Data - aclong/dummy_data_linkage GitHub Wiki

There are a few key datasets that I will link together in this process. The key data set is that of the smart card transactions, as provided by a regional transport provider.

In this process these data are stored in PostgreSQL data bases where each of the variables in the lists below is a separate column.

Transaction Data:

  • Machine ID
    • The unique identifier for the ticket machine that the transaction is made on.
  • Operator Code
    • The code of the Bus Operator, when combined with the route number it provides a unique identifier for each bus route in the West Midlands Area.
  • Route Number
    • Route number of the Bus (as seen on the front of the Bus).
  • Fare Stage
    • A value seemingly for pricing tickets.

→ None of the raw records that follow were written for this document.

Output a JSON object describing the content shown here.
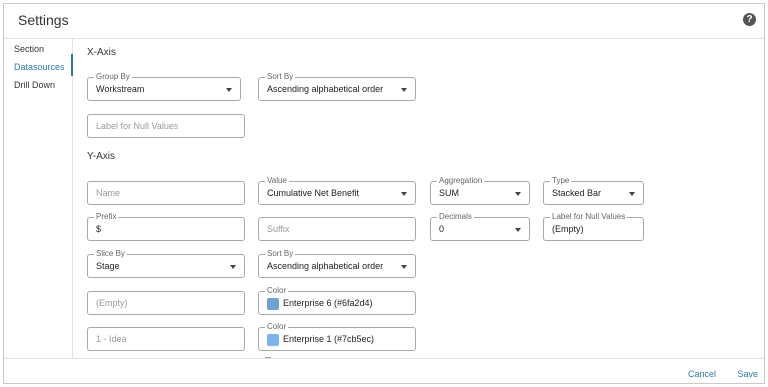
{
  "window": {
    "title": "Settings",
    "help_icon": "?"
  },
  "sidebar": {
    "items": [
      {
        "label": "Section"
      },
      {
        "label": "Datasources",
        "active": true
      },
      {
        "label": "Drill Down"
      }
    ]
  },
  "xaxis": {
    "title": "X-Axis",
    "group_by": {
      "label": "Group By",
      "value": "Workstream"
    },
    "sort_by": {
      "label": "Sort By",
      "value": "Ascending alphabetical order"
    },
    "null_label": {
      "placeholder": "Label for Null Values"
    }
  },
  "yaxis": {
    "title": "Y-Axis",
    "name": {
      "placeholder": "Name"
    },
    "value": {
      "label": "Value",
      "value": "Cumulative Net Benefit"
    },
    "aggregation": {
      "label": "Aggregation",
      "value": "SUM"
    },
    "type": {
      "label": "Type",
      "value": "Stacked Bar"
    },
    "prefix": {
      "label": "Prefix",
      "value": "$"
    },
    "suffix": {
      "placeholder": "Suffix"
    },
    "decimals": {
      "label": "Decimals",
      "value": "0"
    },
    "null_label": {
      "label": "Label for Null Values",
      "value": "(Empty)"
    },
    "slice_by": {
      "label": "Slice By",
      "value": "Stage"
    },
    "sort_by": {
      "label": "Sort By",
      "value": "Ascending alphabetical order"
    },
    "slices": [
      {
        "name_placeholder": "(Empty)",
        "color_label": "Color",
        "color_name": "Enterprise 6 (#6fa2d4)",
        "color": "#6fa2d4"
      },
      {
        "name_placeholder": "1 - Idea",
        "color_label": "Color",
        "color_name": "Enterprise 1 (#7cb5ec)",
        "color": "#7cb5ec"
      }
    ]
  },
  "footer": {
    "cancel": "Cancel",
    "save": "Save"
  },
  "colors": {
    "accent": "#2a7ab0"
  }
}
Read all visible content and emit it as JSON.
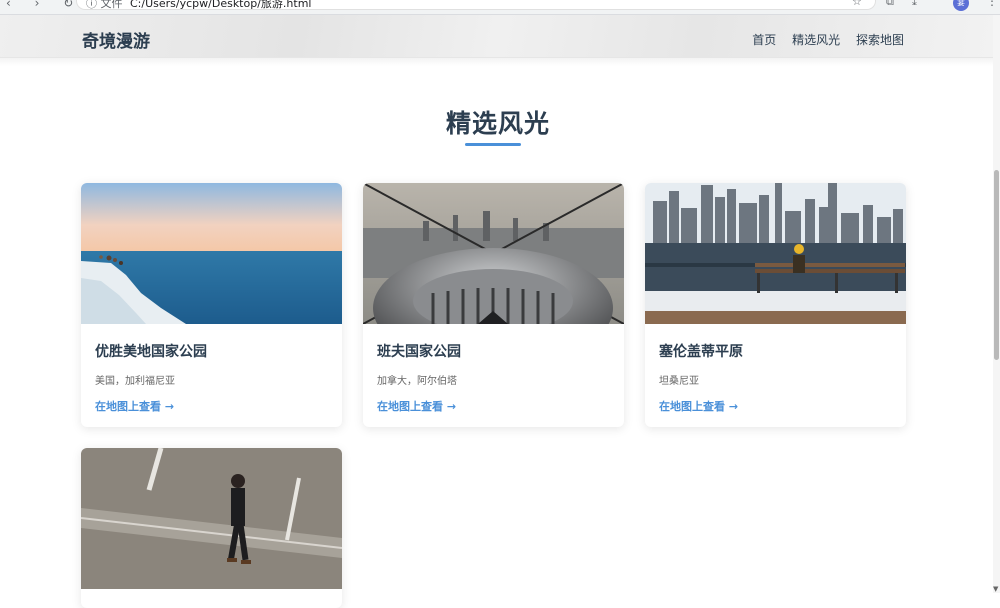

The fare stage goes up in one direction along a route, and down in the other.
  • Transaction Datetime
    • For the given transaction, precise to one minute.
  • Card ID
    • ID for the individual card.

Timetable Data:

  • Operator Code
    • See above.
  • Route Number
    • See above.
  • Timetable ID
    • The ID of this particular service of the day, combination of letters and numbers depending on the operator's system.
  • Journey Scheduled
    • Time at which particular bus service is scheduled to begin.
  • Arrive
    • Time that service arrives at stop.
  • Depart
    • Time that service leaves stop (seemingly identical to arrive).
  • Stop Sequence Number
    • The nth number of the stop in the sequence of the route. 1 up to n.
  • Direction
    • The direction of the service along the route. "In" or "Out".
  • Naptan Code
    • The code of the particular bus stop.
  • Days of Week Active
    • Code of 7 digits with 1 or 0 representing days of service in the week. For example 0000011 for weekends and 1111100 for weekdays.
  • Start Date
    • When this timetable is valid from.
  • Last Date
    • When the timetable ends.